Sampdoria, mister Gregucci: «Venire qui e limitare tanto il Catanzaro non era facile»
L'allenatore della Sampdoria, Angelo Gregucci, si è concesso ai giornalisti presenti nella sala stampa dello stadio Ceravolo per tracciare un bilancio del pareggio ottenuto contro i giallorossi.
Il tecnico blucerchiato ha voluto immediatamente rivolgere un plauso ai suoi calciatori per l'atteggiamento mostrato in campo, sottolineando come la squadra non si sia limitata a difendere il risultato.
"I ragazzi hanno interpretato bene la gara. Abbiamo provato a vincerla, con qualche occasione soprattutto all’inizio", ha evidenziato il mister, ricordando come l'approccio alla partita sia stato propositivo.
Secondo l'analisi dell'allenatore, la compagine ligure ha vissuto il suo momento migliore nella prima frazione di gioco, riuscendo a imporre i propri ritmi e a gestire il pallone con una certa autorità.
L'inerzia del match sembrava inizialmente pendere dalla parte dei blucerchiati, che hanno cercato di scardinare la difesa calabrese sfruttando le fiammate dei primi quarantacinque minuti.
"Nel primo tempo abbiamo avuto maggiore inerzia nel gioco", ha ammesso Gregucci, consapevole che in quel frangente la sua formazione avrebbe potuto forse raccogliere qualcosa di più concreto.
Un tema centrale della conferenza è stato il forfait forzato di Viti, che è stato costretto ad abbandonare il rettangolo verde proprio nell'intervallo, costringendo lo staff tecnico a rivedere i piani difensivi.
Il mister ha chiarito che la sostituzione non è stata dettata da una scelta tattica, ma da una necessità medica: "Viti ha avuto un problema fisico", ha spiegato l'allenatore senza scendere nei dettagli dell'entità del danno.
Nonostante l'imprevisto, la solidità collettiva non ne ha risentito, grazie all'apporto di tutto il gruppo che è rimasto compatto nonostante le difficoltà incontrate nel corso della trasferta.
Il tecnico ha espresso una valutazione molto positiva sulla capacità dei suoi di arginare le fonti di gioco del Catanzaro, una squadra nota per la sua pericolosità offensiva tra le mura amiche.
Riuscire a uscire indenni da uno stadio così caldo e contro un avversario di questo livello è stato considerato un passo in avanti nel percorso di crescita della Sampdoria.
"Tutti hanno dato un contributo. Venire qui e limitare tanto il Catanzaro non era facile", ha ribadito Gregucci, dando valore al sacrificio mostrato da ogni singolo elemento sceso in campo.
Guardando al futuro immediato, l'allenatore ha ricordato come d'ora in avanti ogni singola sfida avrà un peso specifico enorme per la classifica e per il raggiungimento degli obiettivi prefissati.
Tuttavia, il mister non ha nascosto che c'è ancora un margine di miglioramento significativo, specialmente per quanto riguarda la freddezza e la precisione negli ultimi metri di campo.
La mancanza di cinismo sotto porta sembra essere l'unico vero rammarico di una giornata altrimenti positiva sotto il profilo del carattere e dell'organizzazione tattica.
"Davanti dobbiamo essere più incisivi.

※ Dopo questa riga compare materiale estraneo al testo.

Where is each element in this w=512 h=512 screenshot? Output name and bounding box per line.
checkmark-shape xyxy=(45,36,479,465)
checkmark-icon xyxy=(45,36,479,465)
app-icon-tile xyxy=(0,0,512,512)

Dobbiamo e possiamo migliorare", ha concluso con fermezza Gregucci, lanciando un messaggio chiaro ai suoi attaccanti in vista dei prossimi impegni.
L'obiettivo dichiarato è quello di lavorare sui difetti emersi al Ceravolo per trasformare le buone prestazioni e l'inerzia del gioco in vittorie pesanti capaci di far svoltare definitivamente il campionato.